Genetics, Vol. 178, 873-881, February 2008, Copyright © 2008
doi:10.1534/genetics.107.073148
A Novel Screening Method for Cell Wall Mutants in Aspergillus niger Identifies UDP-Galactopyranose Mutase as an Important Protein in Fungal Cell Wall Biosynthesis
Robbert A. Damveld*,1,
Angelique Franken*,
Mark Arentshorst*,
Peter J. Punt
,
Frans M. Klis
,
Cees A. M. J. J. van den Hondel* and
Arthur F. J. Ram*,2
* Institute of Biology Leiden, Leiden University, Molecular Microbiology, 2333 AL, Leiden, The Netherlands, TNO Quality of Life, Department of Microbiology, 3704 HE, Zeist, The Netherlands and Swammerdam Institute for Life Sciences, University of Amsterdam, BioCentrum Amsterdam, 1018 WV, Amsterdam, The Netherlands
2 Corresponding author: Institute of Biology, Clusius Laboratory, Molecular Microbiology, Leiden University, Wassenaarseweg 64, 2333 AL, Leiden, The Netherlands.

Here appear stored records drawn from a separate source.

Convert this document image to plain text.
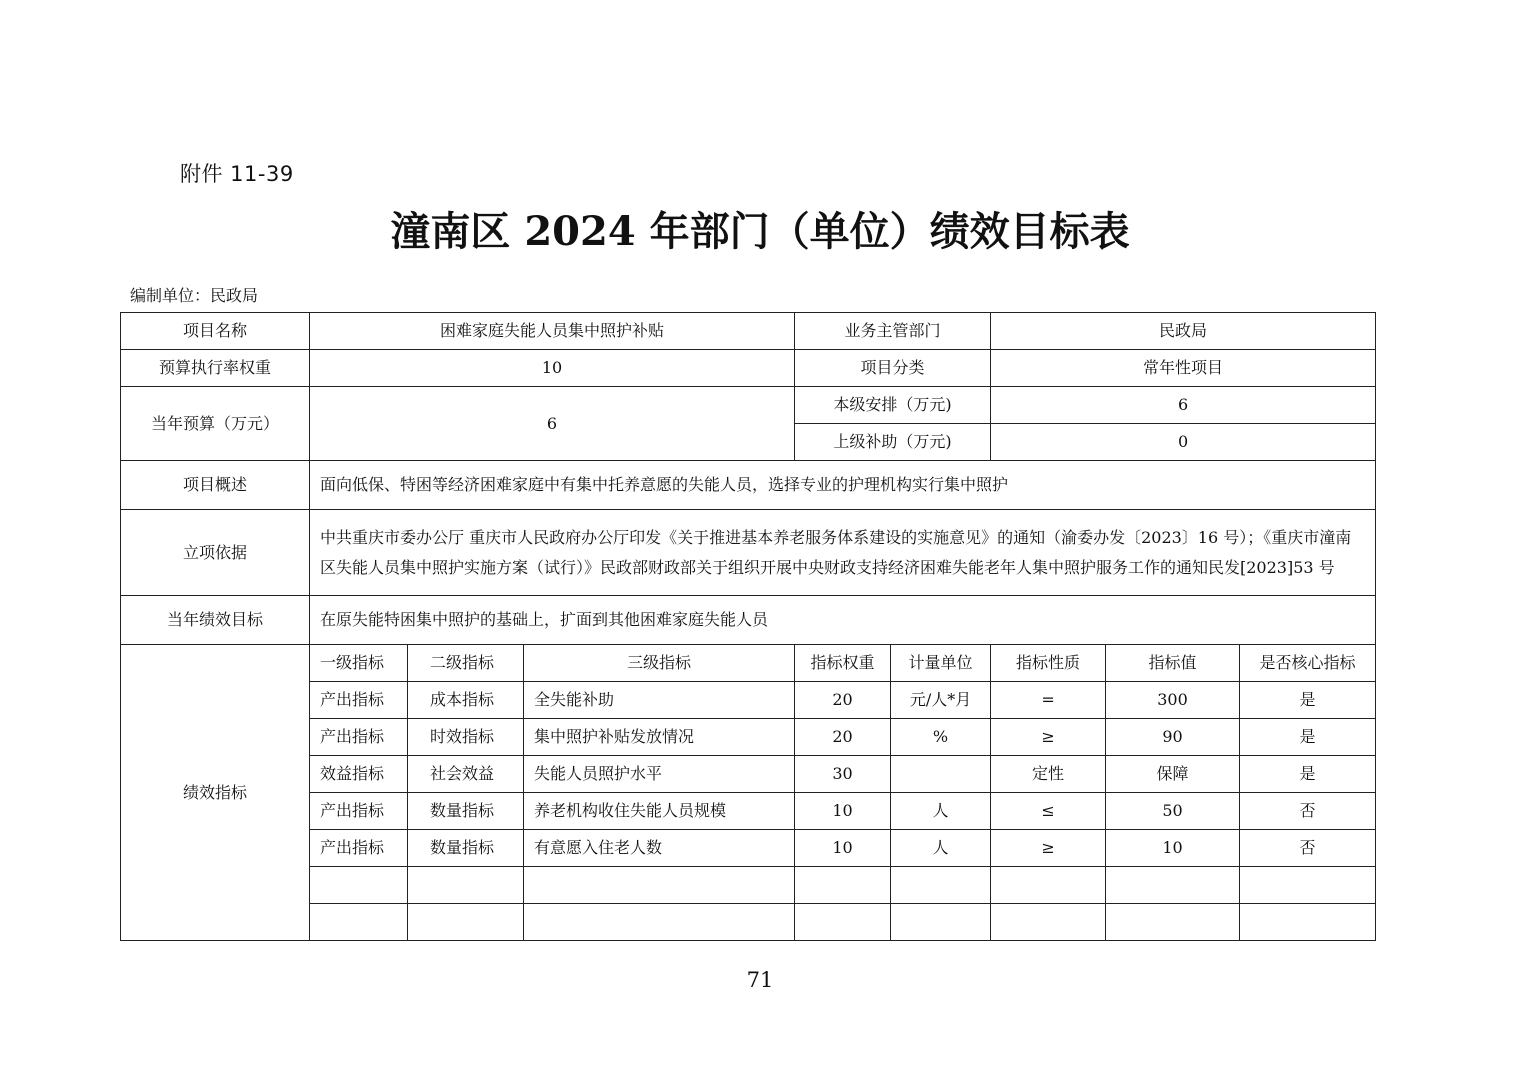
附件 11-39
潼南区 2024 年部门（单位）绩效目标表
编制单位：民政局
项目名称	困难家庭失能人员集中照护补贴			业务主管部门		民政局		
预算执行率权重	10			项目分类		常年性项目		
当年预算（万元）	6			本级安排（万元)		6		
				上级补助（万元)		0		
项目概述	面向低保、特困等经济困难家庭中有集中托养意愿的失能人员，选择专业的护理机构实行集中照护							
立项依据	中共重庆市委办公厅 重庆市人民政府办公厅印发《关于推进基本养老服务体系建设的实施意见》的通知（渝委办发〔2023〕16 号）；《重庆市潼南区失能人员集中照护实施方案（试行）》民政部财政部关于组织开展中央财政支持经济困难失能老年人集中照护服务工作的通知民发[2023]53 号							
当年绩效目标	在原失能特困集中照护的基础上，扩面到其他困难家庭失能人员							
绩效指标	一级指标	二级指标	三级指标	指标权重	计量单位	指标性质	指标值	是否核心指标
	产出指标	成本指标	全失能补助	20	元/人*月	=	300	是
	产出指标	时效指标	集中照护补贴发放情况	20	%	≥	90	是
	效益指标	社会效益	失能人员照护水平	30		定性	保障	是
	产出指标	数量指标	养老机构收住失能人员规模	10	人	≤	50	否
	产出指标	数量指标	有意愿入住老人数	10	人	≥	10	否

71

E-mail: a.f.j.ram{at}biology.leidenuniv.nl
To identify cell wall biosynthetic genes in filamentous fungi and thus potential targets for the discovery of new antifungals, we developed a novel screening method for cell wall mutants. It is based on our earlier observation that the Aspergillus niger agsA gene, which encodes a putative 
-glucan synthase, is strongly induced in response to cell wall stress. By placing the agsA promoter region in front of a selectable marker, the acetamidase (amdS) gene of A. nidulans, we reasoned that cell wall mutants with a constitutively active cell wall stress response pathway could be identified by selecting mutants for growth on acetamide as the sole nitrogen source. For the genetic screen, a strain was constructed that contained two reporter genes controlled by the same promoter: the metabolic reporter gene PagsA-amdS and PagsA-H2B-GFP, which encodes a GFP-tagged nuclear protein. The primary screen yielded 161 mutants that were subjected to various cell wall-related secondary screens. Four calcofluor white-hypersensitive, osmotic-remediable thermosensitive mutants were selected for complementation analysis. Three mutants were complemented by the same gene, which encoded a protein with high sequence identity with eukaryotic UDP-galactopyranose mutases (UgmA). Our results indicate that galactofuranose formation is important for fungal cell wall biosynthesis and represents an attractive target for the development of antifungals.